Email of the day
"I saw this tonight on CNN and thought, finally a voice of reason in the Facebook Frenzy. I have never understood the why of Facebook, and am completely unable to grasp how it could ever produce revenues, but then I am really old, and we all know that the kids of today know everything we don't, and that Goldman Sachs has our best interests close to its heart."
David Fuller's view Thanks for a very interesting and topical article, posted above, by Douglas Rushoff for CNN. Here is a section:
Now, it's Facebook's turn. This week's news that Goldman Sachs has chosen to invest in Facebook while entreating others to do the same should inspire about as much confidence as their investment in mortgage securities did in 2008. For those who weren't watching, that's when Goldman got rich betting against the investments it was selling.

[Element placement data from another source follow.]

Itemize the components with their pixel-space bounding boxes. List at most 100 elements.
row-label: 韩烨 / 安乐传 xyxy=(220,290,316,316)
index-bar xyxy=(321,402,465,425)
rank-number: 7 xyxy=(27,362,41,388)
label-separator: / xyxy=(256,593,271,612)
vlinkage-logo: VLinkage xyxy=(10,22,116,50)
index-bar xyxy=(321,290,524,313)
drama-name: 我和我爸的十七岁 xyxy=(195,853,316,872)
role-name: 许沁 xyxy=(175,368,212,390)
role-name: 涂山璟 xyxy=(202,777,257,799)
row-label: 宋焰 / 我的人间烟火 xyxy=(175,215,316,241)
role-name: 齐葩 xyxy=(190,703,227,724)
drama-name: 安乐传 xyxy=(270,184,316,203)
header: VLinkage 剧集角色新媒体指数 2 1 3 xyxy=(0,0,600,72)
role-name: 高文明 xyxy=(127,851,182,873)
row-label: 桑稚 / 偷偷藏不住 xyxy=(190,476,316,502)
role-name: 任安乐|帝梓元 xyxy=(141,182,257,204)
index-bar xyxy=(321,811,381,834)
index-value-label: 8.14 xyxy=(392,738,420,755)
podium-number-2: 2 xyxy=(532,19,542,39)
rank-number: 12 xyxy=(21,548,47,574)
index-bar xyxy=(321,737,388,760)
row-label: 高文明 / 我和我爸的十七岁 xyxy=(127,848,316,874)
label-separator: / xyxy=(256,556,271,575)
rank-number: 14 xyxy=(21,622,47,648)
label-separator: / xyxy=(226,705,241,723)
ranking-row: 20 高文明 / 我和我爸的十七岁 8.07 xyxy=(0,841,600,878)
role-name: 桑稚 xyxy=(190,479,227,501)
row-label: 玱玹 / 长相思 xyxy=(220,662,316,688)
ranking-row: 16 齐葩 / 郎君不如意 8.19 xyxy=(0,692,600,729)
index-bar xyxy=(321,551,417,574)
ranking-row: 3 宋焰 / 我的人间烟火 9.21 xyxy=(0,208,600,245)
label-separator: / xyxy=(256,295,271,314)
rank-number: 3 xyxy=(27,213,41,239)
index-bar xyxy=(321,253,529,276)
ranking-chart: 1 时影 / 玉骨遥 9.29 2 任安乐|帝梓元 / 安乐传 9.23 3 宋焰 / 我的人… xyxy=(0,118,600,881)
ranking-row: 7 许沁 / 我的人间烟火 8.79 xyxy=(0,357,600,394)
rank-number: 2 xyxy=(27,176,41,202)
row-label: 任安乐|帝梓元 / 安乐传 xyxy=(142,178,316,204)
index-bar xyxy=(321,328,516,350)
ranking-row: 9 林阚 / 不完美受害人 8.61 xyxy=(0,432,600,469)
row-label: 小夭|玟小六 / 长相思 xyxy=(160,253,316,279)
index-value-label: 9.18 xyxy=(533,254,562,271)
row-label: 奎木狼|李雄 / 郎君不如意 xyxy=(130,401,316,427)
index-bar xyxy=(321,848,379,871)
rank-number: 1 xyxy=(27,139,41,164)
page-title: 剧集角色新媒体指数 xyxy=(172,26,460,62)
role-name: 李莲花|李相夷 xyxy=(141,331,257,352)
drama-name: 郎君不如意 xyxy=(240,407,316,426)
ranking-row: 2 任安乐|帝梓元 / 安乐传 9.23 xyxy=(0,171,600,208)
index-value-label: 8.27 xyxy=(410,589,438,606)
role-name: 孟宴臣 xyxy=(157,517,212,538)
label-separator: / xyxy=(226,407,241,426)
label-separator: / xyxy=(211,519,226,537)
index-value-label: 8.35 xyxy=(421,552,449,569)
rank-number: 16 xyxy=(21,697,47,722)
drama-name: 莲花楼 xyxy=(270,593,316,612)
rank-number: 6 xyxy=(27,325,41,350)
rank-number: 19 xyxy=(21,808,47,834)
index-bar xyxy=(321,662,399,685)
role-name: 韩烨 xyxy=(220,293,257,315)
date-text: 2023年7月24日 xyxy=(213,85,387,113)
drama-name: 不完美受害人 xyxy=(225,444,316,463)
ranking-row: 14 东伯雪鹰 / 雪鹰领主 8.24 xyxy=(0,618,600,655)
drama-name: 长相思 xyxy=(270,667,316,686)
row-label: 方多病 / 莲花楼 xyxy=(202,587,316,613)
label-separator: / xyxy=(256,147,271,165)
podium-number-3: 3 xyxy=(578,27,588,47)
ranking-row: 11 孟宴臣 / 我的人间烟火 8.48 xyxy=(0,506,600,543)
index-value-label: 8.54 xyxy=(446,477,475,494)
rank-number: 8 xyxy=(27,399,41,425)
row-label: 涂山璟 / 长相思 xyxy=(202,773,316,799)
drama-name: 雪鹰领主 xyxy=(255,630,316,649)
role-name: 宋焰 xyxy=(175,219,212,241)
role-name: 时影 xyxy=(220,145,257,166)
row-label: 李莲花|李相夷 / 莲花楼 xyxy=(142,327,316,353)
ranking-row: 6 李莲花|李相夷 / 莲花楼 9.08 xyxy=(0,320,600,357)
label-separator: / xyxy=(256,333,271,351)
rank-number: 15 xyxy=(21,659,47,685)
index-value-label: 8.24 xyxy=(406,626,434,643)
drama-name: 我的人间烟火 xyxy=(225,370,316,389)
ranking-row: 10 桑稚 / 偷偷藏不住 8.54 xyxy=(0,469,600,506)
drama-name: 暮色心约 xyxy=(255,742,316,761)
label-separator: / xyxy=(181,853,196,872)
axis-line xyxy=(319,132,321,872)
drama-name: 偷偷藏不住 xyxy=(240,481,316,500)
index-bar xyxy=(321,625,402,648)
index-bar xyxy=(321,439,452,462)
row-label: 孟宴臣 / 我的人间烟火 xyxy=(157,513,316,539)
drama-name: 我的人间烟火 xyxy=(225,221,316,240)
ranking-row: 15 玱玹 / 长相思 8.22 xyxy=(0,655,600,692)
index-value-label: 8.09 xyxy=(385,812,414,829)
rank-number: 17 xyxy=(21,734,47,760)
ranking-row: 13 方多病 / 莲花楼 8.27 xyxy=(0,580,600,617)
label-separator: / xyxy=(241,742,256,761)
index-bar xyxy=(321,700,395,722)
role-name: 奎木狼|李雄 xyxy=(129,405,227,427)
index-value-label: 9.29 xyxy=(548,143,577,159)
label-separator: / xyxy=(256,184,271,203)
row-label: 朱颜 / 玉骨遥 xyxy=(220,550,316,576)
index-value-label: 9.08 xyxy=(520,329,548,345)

This time, Goldman is putting up some millions of its own -- as if this skin in the game means they couldn't be up to their old tricks. But the commissions and underwriting fees Goldman is earning for selling that other $1.5 billion of private Facebook shares could be enough to offset the cost of their own investment. And bets against Facebook could be leveraged any number of times.
These are the kinds of points those of us who lived through the AOL-Time Warner merger, the MySpace deal and the rest of the dotcom and real estate crashes now raise about such deals. These are also precisely the kinds of points that don't get addressed under the new, privatized and utterly opaque scheme Goldman has devised on behalf of its client, Facebook.
Unlike a public offering of shares, this private offering to Goldman's clients doesn't obligate Facebook to come clean on its real profits. It doesn't have to submit to standard accounting practice, or indicate how well it's really doing or isn't doing. It gets to remain in the safe cloud of hype that protects all such ventures until they either make a real profit or die trying.
The object of the game, for any one of these ultimately temporary social networks, is to create the illusion that it is different, permanent, invincible and too big to fail. And to be sure, Facebook has gone about as far as any of them has at creating that illusion.
If you were there for Compuserve, AOL, Tripod, Friendster, Orkut, MySpace or LinkedIn, you might have believed the same thing about any one of those social networks. Remember when those CD Roms from AOL came in the mail almost every day? The company was considered ubiquitous, invincible. Former AOL CEO Steve Case was no less a genius than Mark Zuckerberg.
Further confirming that the hype and market has reached its peak, social networking competitor LinkedIn is maneuvering toward its own IPO, which it likely hopes to complete before Facebook eventually gets there and poisons the well. These companies are being valued as if they will be our permanent means for identifying ourselves.
Yet social media is itself as temporary as any social gathering, nightclub or party. It's the people that matter, not the venue. So when the trend leaders of one social niche or another decide the place everyone is socializing has lost its luster or, more important, its exclusivity, they move on to the next one, taking their followers with them. (Facebook's successor will no doubt provide an easy "migration utility" through which you can bring all your so-called friends with you, if you even want to.)
Facebook has always seemed frivolous to me but I am the wrong generation. I know smart 30 to 40 something techie business people who think it will rule the world of internet advertising, which is currently Google's domain. They believe that Facebook's Mark Zuckerberg is right in saying that social consumerism is the future. He is a lot smarter than I am but that sounds frivolous as well.
What I do know is that I use Google 20 to 100 times a day. I have yet to join Facebook. More importantly, Douglas Rushkoff has persuaded me to reverse my brief enthusiasm for a Facebook IPO.
Incidentally, the gentleman who sent the email above may have exceeded his 'three score and ten', but he is probably the most tech savvy of contemporaries known to me.